Un texte sans mécanisme contraignant
Autre point d’inquiétude soulevé par le professeur Makangu c’est l’absence de sanctions claires ou de mécanismes de vérification robustes. Si l’accord évoque « le respect de l’intégrité territoriale » et « l’arrêt des hostilités », il ne contient aucune mesure contraignante en cas de violation.
Certes, des dispositions sur « le désengagement, le désarmement et l’intégration conditionnelle des groupes armés non étatiques » sont mentionnées, de même qu’un « mécanisme conjoint de coordination en matière de sécurité ». Mais l’expérience des précédents accords régionaux pousse à la prudence.
« Ce n’est ni le premier ni le deuxième, c’est peut-être le septième ou huitième accord que nous signons avec le Rwanda. Et nous savons tous ce qu’il en a été des précédents », rappelle Makangu.

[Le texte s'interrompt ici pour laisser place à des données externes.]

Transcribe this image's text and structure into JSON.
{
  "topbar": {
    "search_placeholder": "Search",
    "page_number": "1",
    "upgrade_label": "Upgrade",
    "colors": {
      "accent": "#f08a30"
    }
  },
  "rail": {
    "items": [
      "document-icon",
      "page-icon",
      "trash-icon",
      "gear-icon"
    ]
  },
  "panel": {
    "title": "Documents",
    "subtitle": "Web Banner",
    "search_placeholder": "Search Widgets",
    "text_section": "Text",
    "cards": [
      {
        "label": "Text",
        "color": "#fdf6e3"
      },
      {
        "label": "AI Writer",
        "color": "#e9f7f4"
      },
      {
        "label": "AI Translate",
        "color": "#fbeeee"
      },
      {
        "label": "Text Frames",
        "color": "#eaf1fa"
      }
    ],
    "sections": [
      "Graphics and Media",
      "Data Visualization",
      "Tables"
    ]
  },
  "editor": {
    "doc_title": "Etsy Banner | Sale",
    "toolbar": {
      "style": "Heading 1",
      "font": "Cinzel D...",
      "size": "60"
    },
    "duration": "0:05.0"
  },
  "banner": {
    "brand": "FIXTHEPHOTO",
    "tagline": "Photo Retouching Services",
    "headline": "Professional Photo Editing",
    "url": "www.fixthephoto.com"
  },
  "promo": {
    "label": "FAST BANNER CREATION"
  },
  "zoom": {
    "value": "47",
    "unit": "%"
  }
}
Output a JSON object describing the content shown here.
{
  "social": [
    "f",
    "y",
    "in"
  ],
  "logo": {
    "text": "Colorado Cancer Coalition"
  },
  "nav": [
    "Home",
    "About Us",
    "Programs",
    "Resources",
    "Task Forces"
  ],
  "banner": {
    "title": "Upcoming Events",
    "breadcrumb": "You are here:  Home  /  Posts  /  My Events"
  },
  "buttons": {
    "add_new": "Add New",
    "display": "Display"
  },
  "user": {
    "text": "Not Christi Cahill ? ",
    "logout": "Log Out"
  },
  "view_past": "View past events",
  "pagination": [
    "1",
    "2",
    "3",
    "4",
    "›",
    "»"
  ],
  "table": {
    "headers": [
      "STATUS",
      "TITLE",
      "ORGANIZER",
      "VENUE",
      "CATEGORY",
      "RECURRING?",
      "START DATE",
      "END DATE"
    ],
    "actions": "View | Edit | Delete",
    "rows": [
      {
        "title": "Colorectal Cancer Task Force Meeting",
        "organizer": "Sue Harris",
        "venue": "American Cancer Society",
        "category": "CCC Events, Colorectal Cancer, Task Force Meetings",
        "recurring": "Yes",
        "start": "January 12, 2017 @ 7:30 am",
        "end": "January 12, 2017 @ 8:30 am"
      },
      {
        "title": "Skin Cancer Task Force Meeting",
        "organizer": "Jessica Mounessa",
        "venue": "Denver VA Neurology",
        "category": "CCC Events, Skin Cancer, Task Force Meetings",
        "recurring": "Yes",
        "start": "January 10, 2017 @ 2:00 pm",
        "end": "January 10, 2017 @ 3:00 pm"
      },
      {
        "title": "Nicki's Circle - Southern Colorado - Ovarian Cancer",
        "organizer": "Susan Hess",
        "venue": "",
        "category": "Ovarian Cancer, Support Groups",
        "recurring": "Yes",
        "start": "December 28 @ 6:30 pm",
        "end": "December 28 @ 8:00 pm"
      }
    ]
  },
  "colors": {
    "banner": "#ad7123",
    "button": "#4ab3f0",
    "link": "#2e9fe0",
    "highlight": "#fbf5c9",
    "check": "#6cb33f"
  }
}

« Ne tombons pas dans le triomphalisme »
Malgré le ton solennel de la cérémonie de signature, en présence du président américain Donald Trump, du secrétaire d’État Marco Rubio, et des ministres Thérèse Kayikwamba Wagner (RDC) et Olivier Nduhungirehe (Rwanda), le professeur Makangu appelle à la retenue. « Ce pas montre que tout le monde veut la paix, au moins en apparence. Mais par expérience, je ne veux pas tomber dans le triomphalisme », avertit-il.
Pour lui, le danger serait de surestimer la portée immédiate de ce traité, au risque de fausser l’analyse de la crise sécuritaire persistante dans l’est du pays. « Cet accord est le bienvenu, mais il ne faut surtout pas lui donner un pouvoir magique », martèle-t-il. « Le marasme sécuritaire dans lequel nous sommes depuis plus de 30 ans ne pourra pas être réglé par une signature à Washington, surtout si les causes profondes notamment l’exploitation illégale des ressources congolaises ne sont pas adressées. »
Le professeur Makangu invite les autorités congolaises à tirer les leçons des erreurs du passé et à se doter d’une stratégie de long terme face à un adversaire aussi constant et structuré que le Rwanda.